According to the human rights group Reprieve US, Joe Nathan James Jr.’s execution in Alabama last month may have taken longer than any other execution in US history.

According to The Guardian, the aforementioned group’s investigation suggests that it took state officials between three and three and a half hours to execute James.

Reprieve US argues this violates the US people’s constitutional rights to receive humane sentences.

“Subjecting a prisoner to three hours of pain and suffering is the definition of cruel and unusual punishment,” the director of Reprieve US, Maya Foa, said in a statement over the weekend. “States cannot continue to pretend that the abhorrent practice of lethal injection is in any way humane.”

James received a fatal injection on July 28 at the William C. Holman Correctional Facility in Atmore, according to CNN.

Despite requests from the victim’s family to spare the man’s life, he was put to death for the 1994 murder of his ex-girlfriend.

Just two days after the US Court of Appeals denied a request to postpone the execution, the man was put to death.

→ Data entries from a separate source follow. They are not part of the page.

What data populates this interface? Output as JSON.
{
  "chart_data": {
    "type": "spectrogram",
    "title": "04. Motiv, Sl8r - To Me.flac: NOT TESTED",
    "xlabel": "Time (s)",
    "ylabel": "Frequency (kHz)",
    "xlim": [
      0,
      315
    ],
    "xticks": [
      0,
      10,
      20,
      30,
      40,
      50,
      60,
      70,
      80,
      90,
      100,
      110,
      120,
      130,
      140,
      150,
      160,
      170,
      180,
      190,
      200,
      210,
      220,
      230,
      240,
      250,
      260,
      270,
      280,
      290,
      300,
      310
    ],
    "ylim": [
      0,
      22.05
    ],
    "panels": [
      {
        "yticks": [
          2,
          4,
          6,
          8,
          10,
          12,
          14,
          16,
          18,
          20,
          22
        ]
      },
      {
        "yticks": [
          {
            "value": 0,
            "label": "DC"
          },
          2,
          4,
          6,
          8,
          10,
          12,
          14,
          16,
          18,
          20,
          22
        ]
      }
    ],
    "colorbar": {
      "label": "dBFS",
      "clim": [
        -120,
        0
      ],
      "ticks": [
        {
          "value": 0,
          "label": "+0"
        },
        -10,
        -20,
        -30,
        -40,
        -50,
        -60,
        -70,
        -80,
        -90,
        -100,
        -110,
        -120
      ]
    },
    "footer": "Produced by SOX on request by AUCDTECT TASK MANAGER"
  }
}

He was meant to be executed some three hours earlier, at 6:00 PM, but was instead pronounced dead at 9:27 PM local time.

James was given the death penalty after being found guilty in 1996 of shooting Faith Hall, a 26-year-old woman, to death in Birmingham.

The daughters of Hall believed that James should be imprisoned for the rest of his life. Kay Ivey, the governor of Alabama, insisted that the execution would go on anyway.

Hall’s family responded to the governor’s order to carry out the execution by stating the following in a statement that was broadcast by the neighborhood TV station WIAT:

“Today is a tragic day for our family. We are having to relive the hurt that this caused us many years ago. We hoped the state wouldn’t take a life simply because a life was taken and we have forgiven Mr Joe Nathan James Jr …

“We pray that God allows us to find healing after today and that one day our criminal justice system will listen to the cries of families like ours even if it goes against what the state wishes. Our voices matter and so does the life of Mr Joe Nathan James Jr.”

Hall and James allegedly had a brief romance, but after she rejected him, James allegedly became obsessed with her and stalked and harassed her for months before killing her.

According to court records, on August 15, 1994, James was able to enter her friend’s apartment and shoot Hall three times.

James was given the death punishment by the court after the jury decided he should be executed for his crime of capital murder.

This was reversed when a state appeals court determined that the judge had improperly provided the jury with police reports as evidence. In 1999, James underwent a new trial and was once more given the death penalty.

When Hall’s daughters lost their mother, they were ages three and six. The two declared that they preferred James to spend life in prison.

“I just feel like we can’t play God. We can’t take a life. And it’s not going to bring my mom back,” Terryln Hall told The Associated Press.

“We thought about it and prayed about it, and we found it in ourselves to forgive him for what he did. We really wish there was something that we could do to stop it.”